Bem, agora é a vez da infraestrutura, que desenhará uma nova agricultura. Se os programas do Governo forem implantados, a infraestrutura, a restauração e a duplicação de rodovias, a contratação de obras rodoviárias e as concessões rodoviárias, os asfaltamentos – tudo isso combinado com os novos portos do Norte e do Nordeste – poderão, em 20 ou 30 anos, mudar a face da agricultura. Tudo isso é uma tarefa para toda uma ou duas gerações. Se essas rodovias forem implantadas, a agricultura terá uma "cara" diferentes daquela que conhecemos hoje.
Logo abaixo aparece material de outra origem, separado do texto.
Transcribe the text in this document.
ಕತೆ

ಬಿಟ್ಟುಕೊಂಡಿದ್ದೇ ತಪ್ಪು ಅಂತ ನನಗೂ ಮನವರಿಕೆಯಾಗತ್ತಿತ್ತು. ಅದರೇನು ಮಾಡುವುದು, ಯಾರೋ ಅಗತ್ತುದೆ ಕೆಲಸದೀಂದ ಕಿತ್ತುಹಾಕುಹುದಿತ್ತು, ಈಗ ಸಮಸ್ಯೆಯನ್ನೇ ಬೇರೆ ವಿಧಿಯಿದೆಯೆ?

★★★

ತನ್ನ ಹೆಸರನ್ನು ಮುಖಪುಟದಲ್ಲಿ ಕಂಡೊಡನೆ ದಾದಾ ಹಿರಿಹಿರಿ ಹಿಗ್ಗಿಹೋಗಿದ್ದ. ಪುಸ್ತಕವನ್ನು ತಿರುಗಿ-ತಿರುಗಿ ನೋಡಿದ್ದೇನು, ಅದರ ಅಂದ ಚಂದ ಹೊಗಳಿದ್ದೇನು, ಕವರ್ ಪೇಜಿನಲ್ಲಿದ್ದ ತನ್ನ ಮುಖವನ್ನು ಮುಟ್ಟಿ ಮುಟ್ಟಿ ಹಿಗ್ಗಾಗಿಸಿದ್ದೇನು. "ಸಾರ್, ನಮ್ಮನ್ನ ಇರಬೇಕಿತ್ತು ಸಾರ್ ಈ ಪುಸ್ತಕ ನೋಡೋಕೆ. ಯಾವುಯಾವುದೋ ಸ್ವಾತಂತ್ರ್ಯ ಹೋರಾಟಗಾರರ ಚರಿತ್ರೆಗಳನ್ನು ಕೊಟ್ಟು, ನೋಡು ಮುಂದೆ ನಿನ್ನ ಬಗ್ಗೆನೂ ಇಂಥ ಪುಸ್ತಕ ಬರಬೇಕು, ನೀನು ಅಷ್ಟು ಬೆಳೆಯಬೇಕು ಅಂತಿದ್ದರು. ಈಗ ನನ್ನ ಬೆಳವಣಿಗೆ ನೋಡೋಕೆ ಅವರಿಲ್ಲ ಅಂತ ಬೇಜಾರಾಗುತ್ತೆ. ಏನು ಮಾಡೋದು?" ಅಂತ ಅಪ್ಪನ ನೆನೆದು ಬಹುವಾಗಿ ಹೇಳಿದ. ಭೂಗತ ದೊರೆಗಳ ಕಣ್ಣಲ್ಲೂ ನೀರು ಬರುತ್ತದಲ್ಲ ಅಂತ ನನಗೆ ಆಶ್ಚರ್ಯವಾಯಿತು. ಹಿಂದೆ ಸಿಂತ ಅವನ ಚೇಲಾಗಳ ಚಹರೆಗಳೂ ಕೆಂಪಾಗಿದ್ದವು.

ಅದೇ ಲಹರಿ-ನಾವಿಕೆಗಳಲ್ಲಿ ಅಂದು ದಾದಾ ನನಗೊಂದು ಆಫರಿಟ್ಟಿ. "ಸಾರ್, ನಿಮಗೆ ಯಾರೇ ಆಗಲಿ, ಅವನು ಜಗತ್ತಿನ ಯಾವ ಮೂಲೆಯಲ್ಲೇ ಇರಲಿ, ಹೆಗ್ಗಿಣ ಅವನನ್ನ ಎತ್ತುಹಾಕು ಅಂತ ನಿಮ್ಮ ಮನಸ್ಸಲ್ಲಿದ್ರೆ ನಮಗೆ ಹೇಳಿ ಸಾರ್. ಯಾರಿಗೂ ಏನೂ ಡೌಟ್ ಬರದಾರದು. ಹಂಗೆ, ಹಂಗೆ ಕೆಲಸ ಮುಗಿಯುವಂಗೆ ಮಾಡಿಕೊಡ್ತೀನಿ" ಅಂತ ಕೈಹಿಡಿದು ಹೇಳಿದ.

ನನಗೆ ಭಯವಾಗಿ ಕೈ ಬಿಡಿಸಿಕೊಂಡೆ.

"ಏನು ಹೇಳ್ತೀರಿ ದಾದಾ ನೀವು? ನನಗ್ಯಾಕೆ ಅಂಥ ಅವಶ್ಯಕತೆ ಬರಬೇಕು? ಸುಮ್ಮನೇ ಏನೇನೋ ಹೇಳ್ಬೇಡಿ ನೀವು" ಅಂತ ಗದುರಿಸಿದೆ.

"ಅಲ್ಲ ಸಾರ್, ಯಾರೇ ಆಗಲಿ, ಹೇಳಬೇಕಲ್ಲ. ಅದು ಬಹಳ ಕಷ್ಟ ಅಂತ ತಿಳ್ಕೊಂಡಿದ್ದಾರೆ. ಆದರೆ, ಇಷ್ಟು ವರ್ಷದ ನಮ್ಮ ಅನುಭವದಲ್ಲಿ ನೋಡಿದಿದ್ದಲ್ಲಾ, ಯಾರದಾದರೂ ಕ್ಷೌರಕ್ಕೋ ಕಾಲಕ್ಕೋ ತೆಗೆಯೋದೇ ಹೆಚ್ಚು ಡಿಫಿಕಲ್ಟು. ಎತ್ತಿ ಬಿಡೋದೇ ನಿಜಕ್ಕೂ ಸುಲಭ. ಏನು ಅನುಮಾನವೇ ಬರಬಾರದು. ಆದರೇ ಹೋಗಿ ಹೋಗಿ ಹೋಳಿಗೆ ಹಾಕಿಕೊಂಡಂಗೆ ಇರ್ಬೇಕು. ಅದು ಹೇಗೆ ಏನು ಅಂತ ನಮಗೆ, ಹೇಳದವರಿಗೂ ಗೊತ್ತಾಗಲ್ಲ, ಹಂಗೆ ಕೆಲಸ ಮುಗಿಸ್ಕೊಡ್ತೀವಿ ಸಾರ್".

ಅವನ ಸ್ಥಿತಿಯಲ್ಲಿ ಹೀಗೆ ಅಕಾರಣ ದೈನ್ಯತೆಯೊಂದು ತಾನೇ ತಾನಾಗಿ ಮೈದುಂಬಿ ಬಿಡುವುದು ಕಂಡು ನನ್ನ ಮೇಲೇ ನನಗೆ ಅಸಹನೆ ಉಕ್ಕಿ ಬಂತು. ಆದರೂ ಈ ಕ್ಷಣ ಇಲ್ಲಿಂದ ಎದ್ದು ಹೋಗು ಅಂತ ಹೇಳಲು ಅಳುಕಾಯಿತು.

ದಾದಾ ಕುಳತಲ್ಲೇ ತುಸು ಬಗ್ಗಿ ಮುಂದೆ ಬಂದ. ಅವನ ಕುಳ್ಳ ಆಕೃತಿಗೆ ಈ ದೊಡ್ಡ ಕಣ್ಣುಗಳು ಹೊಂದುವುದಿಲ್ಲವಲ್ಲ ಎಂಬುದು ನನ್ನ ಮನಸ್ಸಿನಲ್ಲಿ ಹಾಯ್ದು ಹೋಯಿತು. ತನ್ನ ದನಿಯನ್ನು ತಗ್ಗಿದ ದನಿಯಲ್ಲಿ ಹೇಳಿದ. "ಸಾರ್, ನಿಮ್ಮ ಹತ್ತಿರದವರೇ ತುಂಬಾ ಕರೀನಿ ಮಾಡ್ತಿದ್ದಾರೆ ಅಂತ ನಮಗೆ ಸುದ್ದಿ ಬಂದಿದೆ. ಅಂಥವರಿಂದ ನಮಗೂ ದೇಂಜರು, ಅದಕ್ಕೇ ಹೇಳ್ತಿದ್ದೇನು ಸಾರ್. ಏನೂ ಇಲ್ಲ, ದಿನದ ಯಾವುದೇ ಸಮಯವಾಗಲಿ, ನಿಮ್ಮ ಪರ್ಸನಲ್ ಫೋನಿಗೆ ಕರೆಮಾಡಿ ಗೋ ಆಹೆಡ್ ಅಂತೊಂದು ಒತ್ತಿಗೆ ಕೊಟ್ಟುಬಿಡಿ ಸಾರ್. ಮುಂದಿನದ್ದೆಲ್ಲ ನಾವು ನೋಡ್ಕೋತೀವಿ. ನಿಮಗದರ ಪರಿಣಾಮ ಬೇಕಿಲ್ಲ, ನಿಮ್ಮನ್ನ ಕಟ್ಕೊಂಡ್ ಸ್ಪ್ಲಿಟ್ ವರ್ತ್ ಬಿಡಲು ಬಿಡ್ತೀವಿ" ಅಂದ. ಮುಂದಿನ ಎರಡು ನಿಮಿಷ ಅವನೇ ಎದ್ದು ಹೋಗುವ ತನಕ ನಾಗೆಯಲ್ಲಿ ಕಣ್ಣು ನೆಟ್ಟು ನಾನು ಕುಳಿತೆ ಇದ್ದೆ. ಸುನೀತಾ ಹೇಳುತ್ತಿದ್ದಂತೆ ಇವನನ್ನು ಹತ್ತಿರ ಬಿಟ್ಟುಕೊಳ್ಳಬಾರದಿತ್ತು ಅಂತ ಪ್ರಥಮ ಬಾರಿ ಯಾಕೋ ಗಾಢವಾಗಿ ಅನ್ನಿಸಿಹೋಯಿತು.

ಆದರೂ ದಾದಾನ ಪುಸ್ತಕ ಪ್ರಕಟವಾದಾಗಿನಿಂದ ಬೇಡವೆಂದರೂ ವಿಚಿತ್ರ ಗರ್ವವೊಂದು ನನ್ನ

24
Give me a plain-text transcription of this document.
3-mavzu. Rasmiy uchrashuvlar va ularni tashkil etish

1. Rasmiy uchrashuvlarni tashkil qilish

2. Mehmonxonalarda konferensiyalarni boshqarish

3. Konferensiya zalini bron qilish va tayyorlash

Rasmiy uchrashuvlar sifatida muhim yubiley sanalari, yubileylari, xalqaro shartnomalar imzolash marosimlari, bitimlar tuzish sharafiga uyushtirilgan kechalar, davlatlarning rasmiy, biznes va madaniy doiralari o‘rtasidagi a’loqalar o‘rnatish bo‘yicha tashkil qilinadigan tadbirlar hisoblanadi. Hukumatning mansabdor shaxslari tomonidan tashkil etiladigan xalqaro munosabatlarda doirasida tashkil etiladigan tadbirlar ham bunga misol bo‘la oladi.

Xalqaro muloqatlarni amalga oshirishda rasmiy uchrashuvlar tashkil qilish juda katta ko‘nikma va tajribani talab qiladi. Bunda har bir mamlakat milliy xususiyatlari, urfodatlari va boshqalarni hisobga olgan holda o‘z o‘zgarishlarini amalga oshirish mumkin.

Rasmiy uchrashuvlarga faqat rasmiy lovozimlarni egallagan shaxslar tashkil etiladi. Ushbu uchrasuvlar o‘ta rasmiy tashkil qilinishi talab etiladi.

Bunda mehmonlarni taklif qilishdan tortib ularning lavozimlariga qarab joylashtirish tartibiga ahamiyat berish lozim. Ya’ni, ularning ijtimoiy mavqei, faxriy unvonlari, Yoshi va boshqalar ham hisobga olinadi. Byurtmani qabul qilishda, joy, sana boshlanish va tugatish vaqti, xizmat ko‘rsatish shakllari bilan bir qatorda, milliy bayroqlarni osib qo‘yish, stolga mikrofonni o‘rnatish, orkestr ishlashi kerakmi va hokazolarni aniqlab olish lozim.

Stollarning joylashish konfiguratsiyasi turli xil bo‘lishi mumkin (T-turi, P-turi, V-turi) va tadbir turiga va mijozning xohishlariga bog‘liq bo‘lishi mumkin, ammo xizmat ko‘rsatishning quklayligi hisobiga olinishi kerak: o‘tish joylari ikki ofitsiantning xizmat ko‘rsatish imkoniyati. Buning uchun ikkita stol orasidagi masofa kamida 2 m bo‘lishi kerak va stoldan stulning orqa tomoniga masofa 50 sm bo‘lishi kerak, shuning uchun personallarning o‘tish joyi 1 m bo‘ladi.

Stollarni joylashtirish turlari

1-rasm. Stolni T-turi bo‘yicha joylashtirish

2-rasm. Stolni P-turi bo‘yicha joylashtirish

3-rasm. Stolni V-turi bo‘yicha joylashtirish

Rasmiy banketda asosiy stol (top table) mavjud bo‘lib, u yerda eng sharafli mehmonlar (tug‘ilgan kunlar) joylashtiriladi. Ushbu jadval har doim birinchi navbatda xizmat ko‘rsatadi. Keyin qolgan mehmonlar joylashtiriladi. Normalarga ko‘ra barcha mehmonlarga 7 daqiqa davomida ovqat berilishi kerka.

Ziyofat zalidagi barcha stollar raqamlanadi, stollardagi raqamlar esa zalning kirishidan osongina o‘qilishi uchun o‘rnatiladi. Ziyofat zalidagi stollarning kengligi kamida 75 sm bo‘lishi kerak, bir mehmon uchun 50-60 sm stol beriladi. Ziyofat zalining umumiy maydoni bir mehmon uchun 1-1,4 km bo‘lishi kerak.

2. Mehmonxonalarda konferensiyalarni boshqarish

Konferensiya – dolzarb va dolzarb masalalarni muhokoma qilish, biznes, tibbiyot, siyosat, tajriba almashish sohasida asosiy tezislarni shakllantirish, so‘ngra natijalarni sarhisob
Terra cara — Nossos levantamentos para responder à pergunta para onde caminha a agricultura (e a agroindústria) indicam que há ainda muita terra disponível na Bahia, no Mato Grosso e em Goiás, mas a terra nesses estados está ficando cada vez mais cara, uma vez que a tecnologia de ponta capitaliza seus ganhos no valor da terra – que é o fator de produção mais escasso onde há infraestrutura. Há boas condições de explorar as terras dos estados do Maranhão, Piauí, Tocantins e Bahia (o Mapitoba). Todas essas áreas já estão sendo ocupadas. Mas logo aparecerão novas áreas de cultivo e pastoreio sendo abertas em todas as direções no Brasil.

Avanços a partir de Balsas/MA e Imperatriz/MA em direção ao Piauí já são uma realidade (como em Uruçuí/PI). Agora, a abertura de novas fronteiras segue a rodovia que vai de Cocos/BA até o Porto de Itaqui (BR-135, Maranhão). Outro eixo é a rodovia que vai de Brasília a Belém, a BR-010. Para Belém vai ainda a rodovia de Barra do Garças/ MT a Belém (BR-158), que recebe o fluxo da rodovia que vem de Goiânia até o entroncamento e Marabá/PA (a BR- 153). Essa é a marcha da novíssima fronteira agrícola do nosso País. Não podemos deixar de registrar o estoque e a imensidão das terras em processo de conquista no País hoje.

E nos próximos 20 anos? Vamos assistir a ocupação das bacias dos rios Xingu e Tapajós, a partir de Guarantã do Norte/MT em direção a Altamira/PA e Marabá/PA. E, agora, os produtores que buscam novas terras e estão voltando suas vistas para o Acre (no prosseguimento da rodovia Cuiabá-Porto Velho, BR-364), com o asfaltamento da BR- 317, que liga Rio Branco a Assis Brasil/ AC e, a partir dali, pode-se atingir o Porto de Ilo, no Peru. Os agricultores, se tiverem mínimas condições de transporte, vão chegar lá. É só uma questão de tempo. Estamos prestes a presenciar, mais cedo do que pensamos, novos saltos de abertura de novas fronteiras agrícolas.